Durant tout mon accompagnement, dans chacune de mes rencontres avec l’autre dans ces expériences phénoménologiques, comment vais-je pouvoir garantir cette relation de sujet à sujet où chacun est responsable au moyen de sa volonté, en dehors de tout débordement transférentiel.
Je propose une réflexion sur l’importance de mon positionnement phénoménologique face à l’impact émotionnel ressenti et l’utilité de prendre en compte sa résonance en moi afin de créer un lien intersubjectif mutuellement gratifiant.
Dans une première partie, j’aborderai la relation à soi dans mon vécu d’aidante proche et de sophrologue, avant d’explorer dans une seconde partie la relation à l’autre, au travers de l’alliance sophronique, l’aide centrée sur la personne, les neurones miroirs et enfin le lien intersubjectif.
1ère partie : La relation à soi
Comment se découvrir et maintenir un lien avec soi -même ?
1 • Dans ma posture d’aidante
Lorsqu’en septembre 2021, la directrice de l’Ehpad m’a proposé de participer en collaboration avec la psychologue de l’établissement à des réunions mensuelles à l’attention d’aidants de malades Alzheimer, je ne me doutais pas alors à quel point j’allais être amenée à m’interroger sur mes attitudes, mon discours, mes émotions, mon positionnement professionnel.
Qu’avant d’être sophrologue, j’étais l’enfant de… Que j’allais faire la rencontre d’autres enfants de…
Que chacun avait sa propre histoire, sa sensibilité, des doutes, des exigences…
Et qu’il allait falloir me protéger en gardant la juste distance face à leur souffrance.
Lors de la première séance, chacun s’est présenté et a raconté son histoire de vie, le placement en établissement constituant l’ultime solution pour prévenir et sécuriser le proche.
Si chaque témoignage était unique en raison de différences de vécus, de traditions familiales, les émotions exprimées par chacun des aidants étaient semblables :
Du déni, de la colère, de la peur de la maladie, de la culpabilité de n’être pas en mesure de s’occuper personnellement du parent.
Beaucoup d’anxiété, de stress sur l’avenir. Mais aussi beaucoup d’amour inconditionnel.
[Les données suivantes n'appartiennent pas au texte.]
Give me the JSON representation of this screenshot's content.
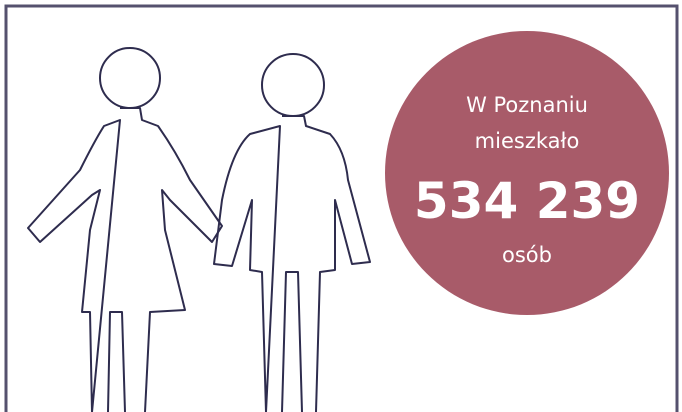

La notion de « deuil blanc »
La psychologue nous a expliqué qu’il n’y avait aucune honte à ressentir des émotions contradictoires et que chacun d’entre nous allait ou avait peut-être déjà franchi l’une des 5 étapes suivantes :
Le déni à l’annonce de la maladie, puis la colère, la négociation (où le proche va tenter de trouver toutes les solutions pour freiner la maladie et devenir potentiellement maltraitant en imposant à son proche malade un rythme de vie bien trop intense : exercices à longueur de journée, contrôle permanent de l’alimentation, de l’emploi du temps…), la dépression avec le stress accumulé, les insomnies, les émotions à vif lorsque l’aidant a compris qu’il ne pouvait pas freiner la maladie et qu’il allait falloir vivre avec et enfin l’acceptation.
Elle a aussi mis des mots sur cette souffrance si particulière qui nous réunissait :
Confronté aux troubles cognitifs de la personne malade, l’aidant doit malgré tout envisager “une nouvelle vie” aux côtés d’un proche dont la personnalité est mise à mal par la maladie. Un premier deuil s’opère. C’est tout le paradoxe défini par le deuil blanc : un proche malade dont la présence physique ne peut malheureusement masquer l’absence cognitive et psychologique.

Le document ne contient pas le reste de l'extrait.